Ve doğal olarak da bu haklardan mahrum.
Bugün halktaki “MEMUR OL, KENDİNİ GARANTİYE AL” algısının oluşmasının en büyük sebeplerinden biridir sendikasız özel sektör.
Kamu çalışanlarının çalışma koşulları ve hakları sendikalar sayesinde devlet tarafından güvence altına alınmıştır.
Çalışma saatleri bellidir. Alacakları minimum maaş bellidir. Mesaiye kalmak çoğu zaman inisiyatifinizdedir ve ödeneklidir.
Yatırımları özel sektöre göre hem daha yüksek hem de güvence altındadır.
Birde en önemlisi işten çıkarılmaları bir kişinin iki dudağının arasında değildir.
Hal böyle olunca tabi ki herkes hayatını güvence altına almak için devlette olmayı ister.
Çünkü özel sektörde haklarınızı koruyacak, güvence altına alacak, sizin için mücadele edecek bir sendika yoktur.
Peki bu sendikalar işçilerin haklarını nasıl güvence altına alıyor?

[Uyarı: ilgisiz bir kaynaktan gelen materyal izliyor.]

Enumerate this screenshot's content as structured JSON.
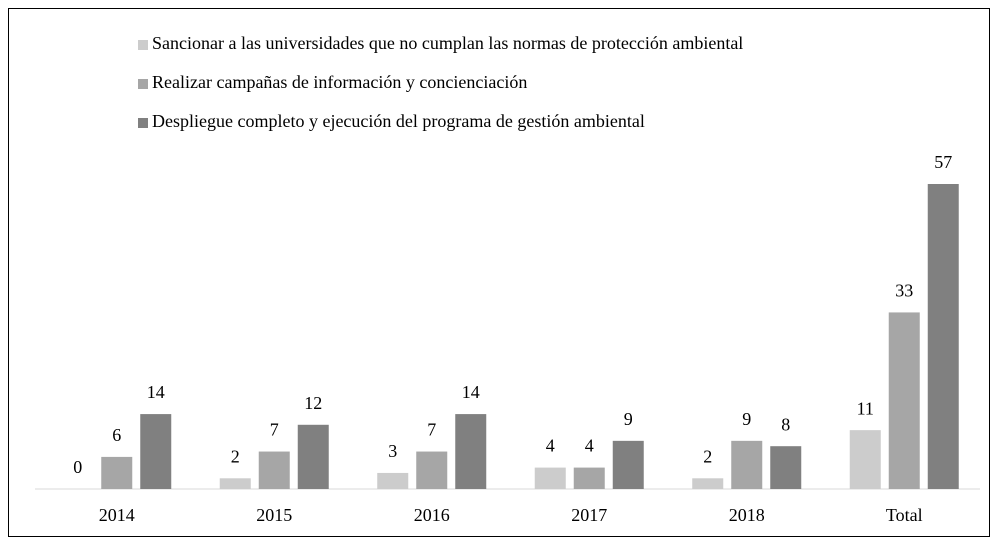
{
  "chart_data": {
    "type": "bar",
    "categories": [
      "2014",
      "2015",
      "2016",
      "2017",
      "2018",
      "Total"
    ],
    "series": [
      {
        "name": "Sancionar a las universidades que no cumplan las normas de protección ambiental",
        "color": "#cccccc",
        "values": [
          0,
          2,
          3,
          4,
          2,
          11
        ]
      },
      {
        "name": "Realizar campañas de información y concienciación",
        "color": "#a6a6a6",
        "values": [
          6,
          7,
          7,
          4,
          9,
          33
        ]
      },
      {
        "name": "Despliegue completo y ejecución del programa de gestión ambiental",
        "color": "#808080",
        "values": [
          14,
          12,
          14,
          9,
          8,
          57
        ]
      }
    ],
    "legend": "top"
  }
}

İşverenlerle işçiler arasında yapılan “toplu iş sözleşmeleri” ile.
Örneğin işten çıkarılma kararınızın iki dudağın arasında olmasını engeller.
Nasıl mı?
İçinde yer alan disiplin kurulu maddesi ile…
Diyelim ki işveren sizi performans yetersizliğinden durdurmak istedi. Bunu disiplin kurulu kararı ile alması gerek ve bunu ispat etmesi gereklidir.
Sadece performans için değil tüm durdurma sebepleri için buna ihtiyacı vardır.
Mobbing, çalışma saatleriniz, güvenliğiniz, maaşınız ve tüm şartlar sizin güvenceniz olarak bu sözleşmeler ile korunur.
Peki bunlar tek başına yeterli mi? Maalesef ki değil!
Bugün çalışan hakları ile ilgili yasada bir sürü açık ve davalıyı yıpratan uzun yargı süreçleri bulunmaktadır.
Bir örnek verecek olursak;
Sebepsiz veya uyarısız işten atılan biri işçi, başarıp kendini bu zorlukta ispat ederek mahkemeyi kazanırsa ancak alabileceği tazminattır.
Ama dünyanın birçok yerinde işçinin işine iadesi mecburidir.
Ülkemizde yargıç eksikliği sebebi ile İş Mahkemesi kurulmadığı için İş Yasası’na yönelik davalar yoğunluğu çok olan kaza mahkemelerinde yıllarca sürmekte ve çalışan haklarının yasalar karşısında arama süresi uzadığı için adaletin tecellisi gecikmektedir.
Bu sebeple İş Yasası’nın öngördüğü İş Mahkemeleri’nin kurulması için gerekli çalışmaların bir an önce başlatılması gerekmektedir.
Peki devlet, özel sektörde sendikalaşmayı nasıl teşvik edebilir?
Çünkü dünyada sendikacılığın gönüllülük esasına dayandırıldığı için zorunlu olduğu birkaç ülke dışında bir ülke yok!
Öncelikle biraz önce de yazdığım gibi çalışanı koruyacak güncel ve spesifik yasalar hazırlanmalı.
İşverenlere, işçileri ile sendikalar aracılığı ile toplu iş sözleşmeleri imzalamak için ödevler verilmeli ve beraberinde belki de prim destekleri ile bu sürecin hızlanması ve yayılması için teşvik edilmelidir.
Saatlerce beyin jimnastiği yapabiliriz.
Daha yazacak çok şey var aslında ama bu yazıyı ikiye bölmek zorunda kalacağım sanırım.
“Sendikalı olmak” bir haktır!
Emeğini alın teri ile kazanan özel sektör çalışanlarının haklarını verin. Verin ki hiçbir emekçinin artık hakkı sömürülmesin.